Eder: Ich bin mir ziemlich sicher, dass jemand, der zu Unrecht gesperrt wurde, auch einen Prozess anstreben wird. Dann wird man spätestens beim Entscheid des Europäischen Gerichtshofes wissen, wer recht hat. Ich weiß aber auch, mit wem ich spreche, und ich kenn auch die Haltung der Futurezone-Redaktion zu diesen Themen - die wird halt nicht wahrer, weil man länger drauf herumreitet.

ORF.at: Die Futurezone versucht, als öffentlich-rechtliches Medium aber auch, möglichst viele Stimmen aus der Gesellschaft zu der Thematik zu Wort kommen zu lassen.

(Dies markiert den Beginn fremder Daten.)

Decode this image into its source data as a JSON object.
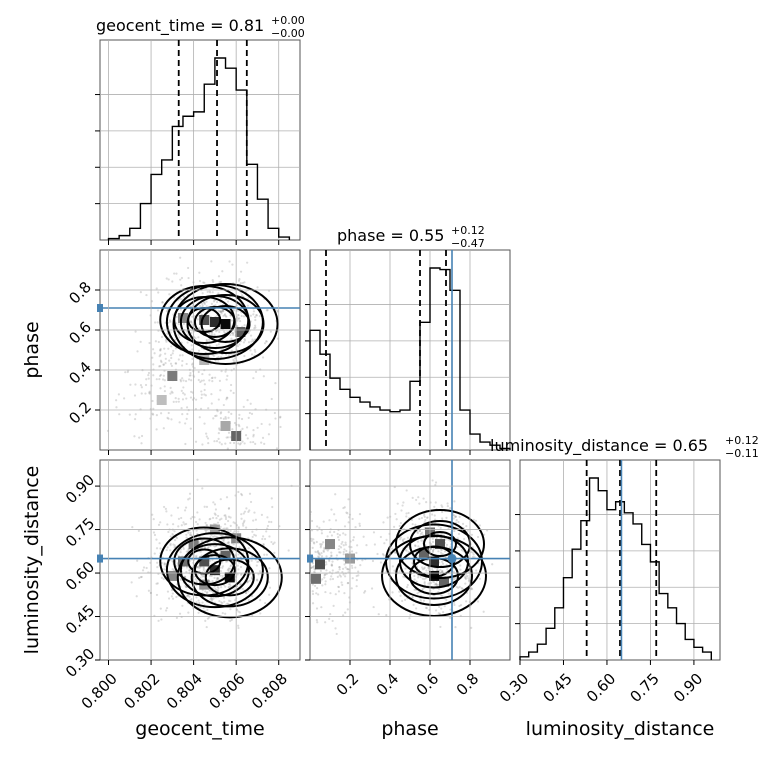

Eder: Das ist fair enough. Ich glaube auch nicht, dass "Three Strikes Out" der Weisheit letzter Schluss ist. Die Frage ist, wie kann man den Schutz des geistigen Eigentums im Netz gewährleisten, ohne die persönliche Freiheit der Nutzer einzuschränken. Man kann aber nicht aufgeben und sagen, ich ahnde Urheberrechtsvergehen nicht mehr. Man braucht auch ein Maßnahmenpaket, dass Sanktionen beinhaltet. Faktum ist und bleibt, dass Urheberrechtsschutz existiert und das er nicht nur im Gesetz stehen soll. Da kann ich nicht einen Millimeter davon abgehen.